Modeling of Virus/Medicine Transport in Respiratory Systems and Their Interactions with Epithelial Cells for COVID-19 Treatment

illustration of lungs

Previous studies have shown that the major targets of SARS-CoV-2 are the tiny air sacs of the lungs called alveoli, and that acute respiratory distress syndrome is the primary reason of death for COVID-19 disease. To develop effective treatments, it is critical to understand the transport of virus aerosols and nasal medicinal spray droplets in respiratory systems. It is also critical to understand the interaction between the virus and medicine with the epithelial cells, which could either trigger or mitigate the inflammation, and affect the transport of oxygen from the lung to the blood.

Led by Suo Yang, PhD, Richard & Barbara Nelson Assistant Professor, College of Science and Engineering, researchers in the study will conduct modeling of the transport of virus aerosols and nasal medicinal droplets in the lung airways, and model lung inflammation to show the impact of inflammation on the diffusive transport of oxygen to the blood.

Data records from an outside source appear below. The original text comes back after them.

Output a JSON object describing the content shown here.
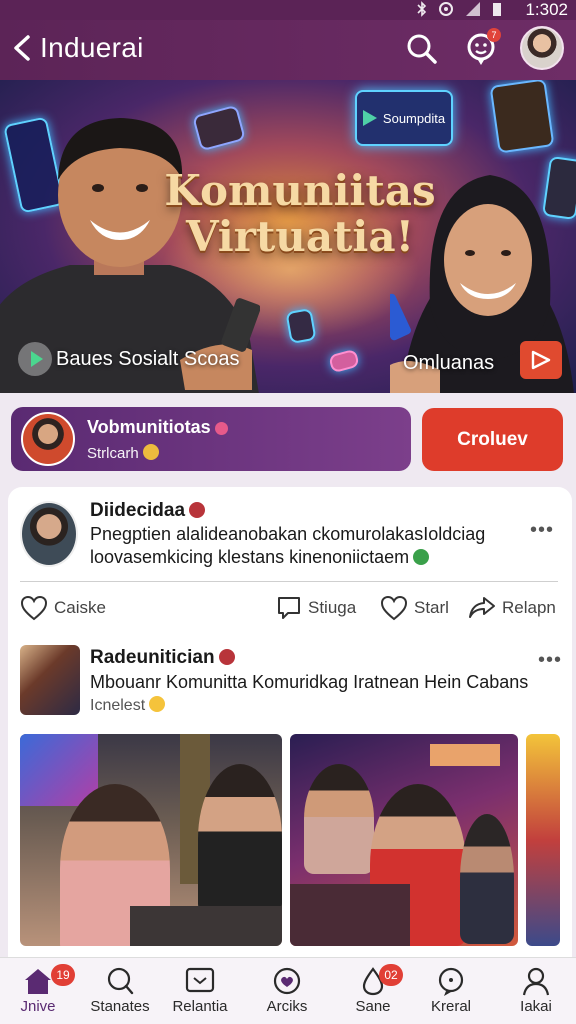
{
  "status_bar": {
    "time": "1:302"
  },
  "app_bar": {
    "title": "Induerai",
    "notification_count": "7"
  },
  "hero": {
    "headline_line1": "Komuniitas",
    "headline_line2": "Virtuatia!",
    "chip_label": "Soumpdita",
    "caption_left": "Baues Sosialt Scoas",
    "caption_right": "Omluanas"
  },
  "community": {
    "name": "Vobmunitiotas",
    "subtitle": "Strlcarh",
    "create_button": "Croluev"
  },
  "posts": [
    {
      "author": "Diidecidaa",
      "text_line1": "Pnegptien alalideanobakan ckomurolakasIoldciag",
      "text_line2": "loovasemkicing klestans kinenoniictaem"
    },
    {
      "author": "Radeunitician",
      "text_line1": "Mbouanr Komunitta Komuridkag Iratnean Hein Cabans",
      "text_line2": "Icnelest"
    }
  ],
  "actions": {
    "like": "Caiske",
    "comment": "Stiuga",
    "save": "Starl",
    "share": "Relapn"
  },
  "bottom_nav": {
    "items": [
      {
        "label": "Jnive",
        "icon": "home-icon",
        "badge": "19"
      },
      {
        "label": "Stanates",
        "icon": "search-icon",
        "badge": ""
      },
      {
        "label": "Relantia",
        "icon": "message-icon",
        "badge": ""
      },
      {
        "label": "Arciks",
        "icon": "heart-circle-icon",
        "badge": ""
      },
      {
        "label": "Sane",
        "icon": "drop-icon",
        "badge": "02"
      },
      {
        "label": "Kreral",
        "icon": "chat-bubble-icon",
        "badge": ""
      },
      {
        "label": "Iakai",
        "icon": "profile-icon",
        "badge": ""
      }
    ]
  },
  "colors": {
    "app_bar": "#5c2457",
    "accent_red": "#de3c2b",
    "community_purple": "#5a2a72"
  }
}
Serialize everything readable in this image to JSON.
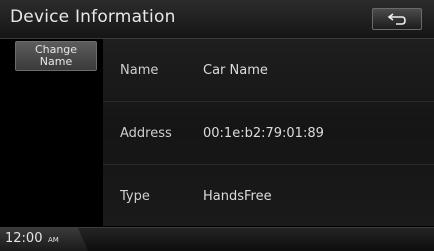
{
  "header": {
    "title": "Device Information",
    "back_icon": "back-arrow-icon"
  },
  "sidebar": {
    "change_name_label": "Change\nName"
  },
  "device": {
    "rows": [
      {
        "label": "Name",
        "value": "Car Name"
      },
      {
        "label": "Address",
        "value": "00:1e:b2:79:01:89"
      },
      {
        "label": "Type",
        "value": "HandsFree"
      }
    ]
  },
  "status": {
    "time": "12:00",
    "ampm": "AM"
  }
}
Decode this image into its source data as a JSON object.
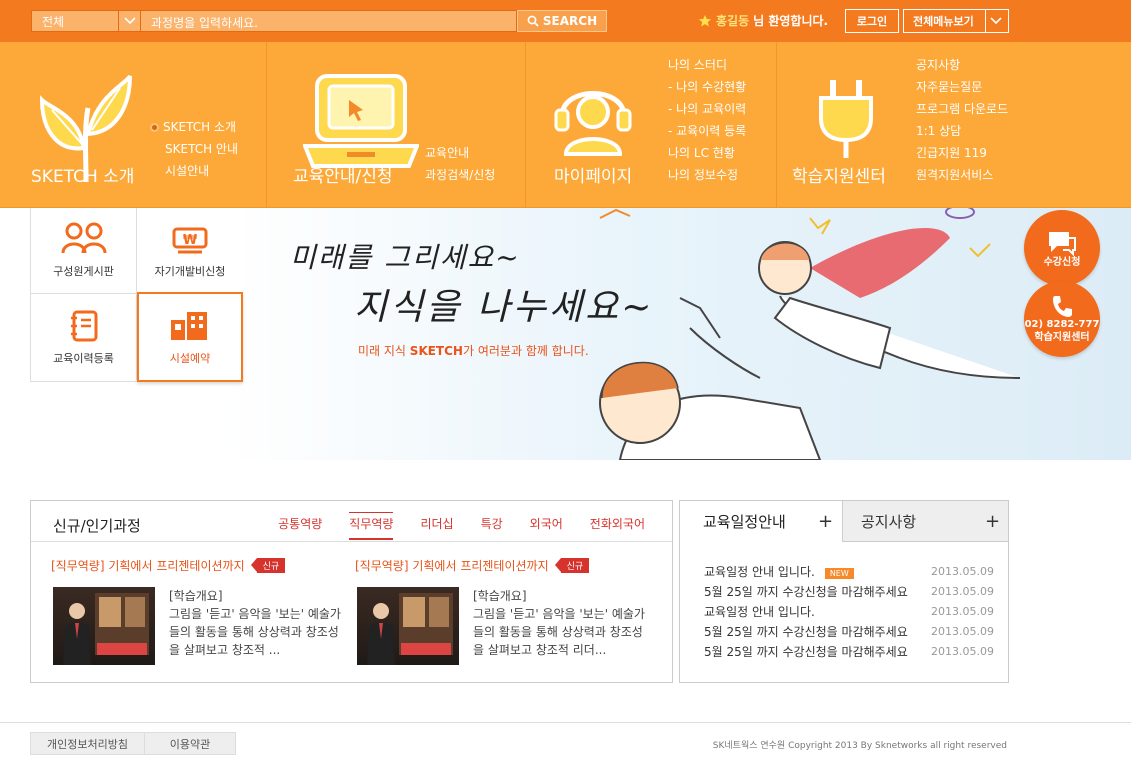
{
  "search": {
    "category": "전체",
    "placeholder": "과정명을 입력하세요.",
    "button": "SEARCH"
  },
  "user": {
    "name": "홍길동",
    "greeting": "님 환영합니다.",
    "login": "로그인",
    "all_menu": "전체메뉴보기"
  },
  "nav": {
    "sketch": {
      "title": "SKETCH 소개",
      "links": [
        "SKETCH 소개",
        "SKETCH 안내",
        "시설안내"
      ]
    },
    "edu": {
      "title": "교육안내/신청",
      "links": [
        "교육안내",
        "과정검색/신청"
      ]
    },
    "mypage": {
      "title": "마이페이지",
      "links": [
        "나의 스터디",
        "- 나의 수강현황",
        "- 나의 교육이력",
        "- 교육이력 등록",
        "나의 LC 현황",
        "나의 정보수정"
      ]
    },
    "support": {
      "title": "학습지원센터",
      "links": [
        "공지사항",
        "자주묻는질문",
        "프로그램 다운로드",
        "1:1 상담",
        "긴급지원 119",
        "원격지원서비스"
      ]
    }
  },
  "quick": {
    "board": "구성원게시판",
    "selfdev": "자기개발비신청",
    "history": "교육이력등록",
    "facility": "시설예약"
  },
  "hero": {
    "line1": "미래를 그리세요~",
    "line2": "지식을 나누세요~",
    "caption_a": "미래 지식 ",
    "caption_b": "SKETCH",
    "caption_c": "가 여러분과 함께 합니다."
  },
  "side": {
    "apply": "수강신청",
    "phone": "02) 8282-777",
    "center": "학습지원센터"
  },
  "courses": {
    "title": "신규/인기과정",
    "tabs": [
      "공통역량",
      "직무역량",
      "리더십",
      "특강",
      "외국어",
      "전화외국어"
    ],
    "active_tab": "직무역량",
    "items": [
      {
        "title": "[직무역량] 기획에서 프리젠테이션까지",
        "badge": "신규",
        "label": "[학습개요]",
        "desc": "그림을 '듣고' 음악을 '보는' 예술가들의 활동을 통해 상상력과 창조성을 살펴보고 창조적 ..."
      },
      {
        "title": "[직무역량] 기획에서 프리젠테이션까지",
        "badge": "신규",
        "label": "[학습개요]",
        "desc": "그림을 '듣고' 음악을 '보는' 예술가들의 활동을 통해 상상력과 창조성을 살펴보고 창조적 리더..."
      }
    ]
  },
  "notice": {
    "tab1": "교육일정안내",
    "tab2": "공지사항",
    "rows": [
      {
        "text": "교육일정 안내 입니다.",
        "new": "NEW",
        "date": "2013.05.09"
      },
      {
        "text": "5월 25일 까지 수강신청을 마감해주세요",
        "date": "2013.05.09"
      },
      {
        "text": "교육일정 안내 입니다.",
        "date": "2013.05.09"
      },
      {
        "text": "5월 25일 까지 수강신청을 마감해주세요",
        "date": "2013.05.09"
      },
      {
        "text": "5월 25일 까지 수강신청을 마감해주세요",
        "date": "2013.05.09"
      }
    ]
  },
  "footer": {
    "privacy": "개인정보처리방침",
    "terms": "이용약관",
    "copyright": "SK네트웍스 연수원 Copyright 2013 By Sknetworks all right reserved"
  },
  "colors": {
    "topbar": "#f47a20",
    "nav": "#fca93a",
    "accent_red": "#d6332e",
    "accent_orange": "#e8541a"
  }
}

“Based on the understanding of virus and medicine transport in respiratory systems, we can optimize the medicinal droplet size distribution and design medical spray injection systems accordingly,” said Yang. “In addition, based on the understanding of the interactions between virus and medicine with epithelial cells, we can guide the medicine development and medication dosing and timing.”

This project is supported by the UMN Campus Public Health Officer's CO:VID (Collaborative Outcomes: Visionary Innovation & Discovery) grants program, which support University of Minnesota faculty to catalyze and energize small-scale research projects designed to address and mitigate the COVID-19 virus and its associated risks.